Although born in Cameroon, Samuel Fosso spent most of his childhood in Nigeria among his people, the Igbo. According to the photographer, he was paralyzed until the age of three, when he was thrown off the roof of a building by a healer. This was arranged by his grandfather, who was also a healer and village chief. Fosso's 2003 series titled le reve de mon grandpere pays homage to his grandfather, where Fosso is brightly painted as a healer and dressed as a chief. By the time he was five, the Biafran civil war broke out in Nigeria, making the area unsafe for many Igbos. In 1972, Fosso moved to Bangui, capital of Central African Republic, to work in his uncle's shoe factory. He took an interest in photography and left the factory to apprentice for a photographer. After learning the medium, Fosso set up his own photography studio in Bangui at the age of thirteen. Like many commercial photographers, his goal was to photograph people at their best providing them with elaborate dress and backdrops.

Fosso began to experiment with self-portraiture after studio hours initially to make pictures to send to his grandmother in Nigeria. The teenager became fascinated with watching himself grow and change guises, wearing rebellious Western clothes like bellbottoms and tight shirts, mimicking the outfits and poses he saw on album covers. In these early self-portraits, the photographer plays with a pleasant form of narcissism, common in adolescence.
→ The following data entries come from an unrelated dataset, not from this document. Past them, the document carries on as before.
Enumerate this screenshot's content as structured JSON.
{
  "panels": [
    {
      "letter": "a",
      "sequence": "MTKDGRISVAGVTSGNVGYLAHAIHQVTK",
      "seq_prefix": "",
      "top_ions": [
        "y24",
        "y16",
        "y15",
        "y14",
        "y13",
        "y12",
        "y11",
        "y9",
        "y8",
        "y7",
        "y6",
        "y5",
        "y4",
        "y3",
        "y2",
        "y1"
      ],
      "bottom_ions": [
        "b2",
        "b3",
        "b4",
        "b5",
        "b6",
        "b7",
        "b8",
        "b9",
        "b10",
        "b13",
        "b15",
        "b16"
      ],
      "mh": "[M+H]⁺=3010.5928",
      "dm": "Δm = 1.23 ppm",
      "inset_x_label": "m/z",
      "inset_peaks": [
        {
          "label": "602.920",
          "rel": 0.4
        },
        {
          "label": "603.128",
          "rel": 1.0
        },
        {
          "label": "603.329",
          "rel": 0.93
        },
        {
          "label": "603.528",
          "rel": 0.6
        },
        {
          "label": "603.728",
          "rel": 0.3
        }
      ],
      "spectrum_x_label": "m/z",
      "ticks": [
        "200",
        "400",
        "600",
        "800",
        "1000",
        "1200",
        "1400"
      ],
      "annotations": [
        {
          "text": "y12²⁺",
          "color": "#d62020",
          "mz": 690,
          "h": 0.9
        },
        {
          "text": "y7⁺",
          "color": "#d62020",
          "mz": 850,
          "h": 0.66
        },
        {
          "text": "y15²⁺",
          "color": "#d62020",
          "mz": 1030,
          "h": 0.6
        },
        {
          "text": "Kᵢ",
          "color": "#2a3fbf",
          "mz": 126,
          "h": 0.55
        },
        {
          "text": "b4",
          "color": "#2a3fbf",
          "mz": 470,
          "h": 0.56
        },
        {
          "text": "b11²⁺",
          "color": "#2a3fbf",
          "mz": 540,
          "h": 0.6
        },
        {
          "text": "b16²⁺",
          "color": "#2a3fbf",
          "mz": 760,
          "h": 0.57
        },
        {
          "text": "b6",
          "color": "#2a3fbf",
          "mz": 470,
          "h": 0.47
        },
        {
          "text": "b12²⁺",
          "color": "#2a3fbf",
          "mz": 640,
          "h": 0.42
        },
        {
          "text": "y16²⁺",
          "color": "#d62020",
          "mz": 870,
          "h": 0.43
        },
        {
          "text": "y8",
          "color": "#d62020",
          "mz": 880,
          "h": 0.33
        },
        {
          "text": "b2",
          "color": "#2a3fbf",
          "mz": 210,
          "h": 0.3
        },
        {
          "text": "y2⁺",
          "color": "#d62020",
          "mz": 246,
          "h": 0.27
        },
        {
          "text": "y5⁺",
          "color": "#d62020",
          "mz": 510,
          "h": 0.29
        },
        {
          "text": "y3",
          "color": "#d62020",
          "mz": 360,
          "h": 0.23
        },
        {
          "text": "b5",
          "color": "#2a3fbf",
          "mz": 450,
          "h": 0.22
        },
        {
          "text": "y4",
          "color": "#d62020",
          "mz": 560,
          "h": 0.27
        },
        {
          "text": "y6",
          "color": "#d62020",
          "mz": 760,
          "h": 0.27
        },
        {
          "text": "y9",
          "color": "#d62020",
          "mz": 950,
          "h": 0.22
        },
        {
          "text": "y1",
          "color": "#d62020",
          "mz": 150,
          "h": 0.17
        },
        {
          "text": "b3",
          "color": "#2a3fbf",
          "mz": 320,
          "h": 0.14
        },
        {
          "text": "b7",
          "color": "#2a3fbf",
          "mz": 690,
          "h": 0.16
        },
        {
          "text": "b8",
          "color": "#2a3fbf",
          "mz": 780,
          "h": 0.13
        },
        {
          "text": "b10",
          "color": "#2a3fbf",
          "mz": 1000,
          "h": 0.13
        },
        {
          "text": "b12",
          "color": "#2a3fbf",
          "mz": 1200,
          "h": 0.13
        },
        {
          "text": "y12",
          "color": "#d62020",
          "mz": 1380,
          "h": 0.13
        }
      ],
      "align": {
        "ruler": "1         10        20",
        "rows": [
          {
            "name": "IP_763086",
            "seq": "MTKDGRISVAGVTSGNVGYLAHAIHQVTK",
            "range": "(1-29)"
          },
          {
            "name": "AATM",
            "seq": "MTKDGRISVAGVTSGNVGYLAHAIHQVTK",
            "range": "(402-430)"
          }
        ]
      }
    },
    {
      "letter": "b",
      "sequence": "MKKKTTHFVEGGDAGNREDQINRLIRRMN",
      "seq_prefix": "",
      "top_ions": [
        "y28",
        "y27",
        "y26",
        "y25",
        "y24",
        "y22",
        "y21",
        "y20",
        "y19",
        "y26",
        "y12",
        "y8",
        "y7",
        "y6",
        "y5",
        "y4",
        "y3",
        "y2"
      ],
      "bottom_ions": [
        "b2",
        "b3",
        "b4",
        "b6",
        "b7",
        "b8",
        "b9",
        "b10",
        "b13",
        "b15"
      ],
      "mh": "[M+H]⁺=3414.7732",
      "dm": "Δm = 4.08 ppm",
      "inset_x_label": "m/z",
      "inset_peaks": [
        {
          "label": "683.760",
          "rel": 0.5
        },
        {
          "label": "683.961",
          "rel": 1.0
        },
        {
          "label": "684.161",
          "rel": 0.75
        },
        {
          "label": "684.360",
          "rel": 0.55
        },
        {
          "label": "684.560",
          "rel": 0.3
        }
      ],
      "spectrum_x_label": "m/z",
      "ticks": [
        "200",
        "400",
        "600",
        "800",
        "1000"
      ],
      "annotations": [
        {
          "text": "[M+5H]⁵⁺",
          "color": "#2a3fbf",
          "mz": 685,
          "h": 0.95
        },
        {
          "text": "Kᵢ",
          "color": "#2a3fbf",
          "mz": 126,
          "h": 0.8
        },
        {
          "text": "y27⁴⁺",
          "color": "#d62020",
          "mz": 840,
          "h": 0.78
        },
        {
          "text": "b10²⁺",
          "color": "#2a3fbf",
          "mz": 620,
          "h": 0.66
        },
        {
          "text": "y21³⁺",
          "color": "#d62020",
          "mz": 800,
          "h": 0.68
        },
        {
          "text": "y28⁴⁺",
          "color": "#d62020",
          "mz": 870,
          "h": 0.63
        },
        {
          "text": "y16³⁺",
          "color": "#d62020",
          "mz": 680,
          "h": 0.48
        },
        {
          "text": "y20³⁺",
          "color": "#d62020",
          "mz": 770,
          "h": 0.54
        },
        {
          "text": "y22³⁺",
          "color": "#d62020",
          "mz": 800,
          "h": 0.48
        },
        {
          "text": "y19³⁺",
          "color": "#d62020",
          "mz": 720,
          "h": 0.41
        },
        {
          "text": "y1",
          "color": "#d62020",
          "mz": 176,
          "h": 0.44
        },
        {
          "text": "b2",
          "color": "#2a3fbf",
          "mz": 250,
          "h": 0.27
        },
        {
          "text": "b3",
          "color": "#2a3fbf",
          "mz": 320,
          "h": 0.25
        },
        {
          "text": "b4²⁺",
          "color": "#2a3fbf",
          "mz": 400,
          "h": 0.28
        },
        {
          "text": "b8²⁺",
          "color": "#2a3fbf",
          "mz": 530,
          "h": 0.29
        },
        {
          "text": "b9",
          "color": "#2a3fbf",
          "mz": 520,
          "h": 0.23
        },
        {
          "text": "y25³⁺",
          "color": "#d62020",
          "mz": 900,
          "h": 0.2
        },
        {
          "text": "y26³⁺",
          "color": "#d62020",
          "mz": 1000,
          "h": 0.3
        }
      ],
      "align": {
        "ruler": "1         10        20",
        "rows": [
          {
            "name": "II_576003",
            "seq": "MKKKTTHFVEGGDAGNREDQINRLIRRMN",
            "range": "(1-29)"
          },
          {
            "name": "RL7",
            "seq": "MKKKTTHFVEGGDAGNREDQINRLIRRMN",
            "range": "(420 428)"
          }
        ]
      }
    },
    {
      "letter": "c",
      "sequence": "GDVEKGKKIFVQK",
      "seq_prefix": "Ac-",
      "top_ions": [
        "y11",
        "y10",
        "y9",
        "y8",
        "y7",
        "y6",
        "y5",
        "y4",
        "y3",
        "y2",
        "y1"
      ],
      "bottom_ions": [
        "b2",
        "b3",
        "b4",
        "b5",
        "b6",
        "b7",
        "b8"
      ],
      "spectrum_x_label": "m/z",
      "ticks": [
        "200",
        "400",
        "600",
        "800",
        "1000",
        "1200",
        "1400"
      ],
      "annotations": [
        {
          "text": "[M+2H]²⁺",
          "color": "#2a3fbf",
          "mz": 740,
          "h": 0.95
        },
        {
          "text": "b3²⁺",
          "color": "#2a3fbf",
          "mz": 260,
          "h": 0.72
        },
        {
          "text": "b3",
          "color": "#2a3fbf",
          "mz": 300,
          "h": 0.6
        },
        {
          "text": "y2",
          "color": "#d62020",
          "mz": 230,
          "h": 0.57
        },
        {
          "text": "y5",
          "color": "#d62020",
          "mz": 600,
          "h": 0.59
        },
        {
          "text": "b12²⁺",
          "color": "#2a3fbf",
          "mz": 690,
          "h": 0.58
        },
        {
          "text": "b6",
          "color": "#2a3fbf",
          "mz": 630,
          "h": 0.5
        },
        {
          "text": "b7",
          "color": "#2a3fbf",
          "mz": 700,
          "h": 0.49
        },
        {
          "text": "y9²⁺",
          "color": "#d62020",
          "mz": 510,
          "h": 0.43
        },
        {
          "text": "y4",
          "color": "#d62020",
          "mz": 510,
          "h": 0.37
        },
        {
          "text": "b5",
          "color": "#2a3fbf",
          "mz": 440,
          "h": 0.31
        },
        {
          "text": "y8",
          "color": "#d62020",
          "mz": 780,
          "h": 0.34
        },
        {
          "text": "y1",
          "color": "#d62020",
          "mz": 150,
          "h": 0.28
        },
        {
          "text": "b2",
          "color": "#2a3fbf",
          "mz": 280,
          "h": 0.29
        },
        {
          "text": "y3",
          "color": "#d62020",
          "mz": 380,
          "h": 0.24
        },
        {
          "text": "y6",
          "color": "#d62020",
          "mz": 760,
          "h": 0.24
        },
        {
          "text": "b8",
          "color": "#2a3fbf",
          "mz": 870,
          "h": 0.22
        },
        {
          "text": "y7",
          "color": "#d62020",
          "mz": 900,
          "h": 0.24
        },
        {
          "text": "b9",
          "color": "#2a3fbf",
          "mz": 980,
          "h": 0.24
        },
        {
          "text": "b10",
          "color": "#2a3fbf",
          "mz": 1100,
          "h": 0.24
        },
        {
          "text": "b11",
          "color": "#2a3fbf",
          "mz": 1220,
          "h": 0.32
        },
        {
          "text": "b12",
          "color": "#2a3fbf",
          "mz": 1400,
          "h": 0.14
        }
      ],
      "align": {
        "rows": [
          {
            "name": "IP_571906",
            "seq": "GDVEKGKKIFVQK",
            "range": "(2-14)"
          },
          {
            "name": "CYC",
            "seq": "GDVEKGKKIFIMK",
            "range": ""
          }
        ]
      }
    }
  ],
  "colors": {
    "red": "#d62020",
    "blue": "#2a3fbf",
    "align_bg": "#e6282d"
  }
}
Fosso remained unknown outside of Bangui until 1994, when the French photographer Bernard Deschamps discovered his work while organizing an exhibition of African photography. This show brought Fosso's work to an international audience. By 1997, he was working in color on a commission for a chain of French department stores with a series titled TATI. Here he appears in elaborate costumes and sets as different personas--a pimp, a pirate, a golfer, and an African chief, to name a few-playing with different notions of beauty and of gender roles. Fosso continually returns to black-and-white and now explores more serious subjects, such as in his series Memoire d'un ami (2000), a rumination on fear and vulnerability in the wake of a friend's murder by police outside of Fosso's studio in Bangui. His latest series, African Spirits, is a collection of fourteen autoportraits of Fosso's reinterpretation of icons from black cultural monuments, the American Civil Rights movement, and African independent states. Fosso is recognized as one of Africa's most important contemporary artists. He continues to live and work in Bangui.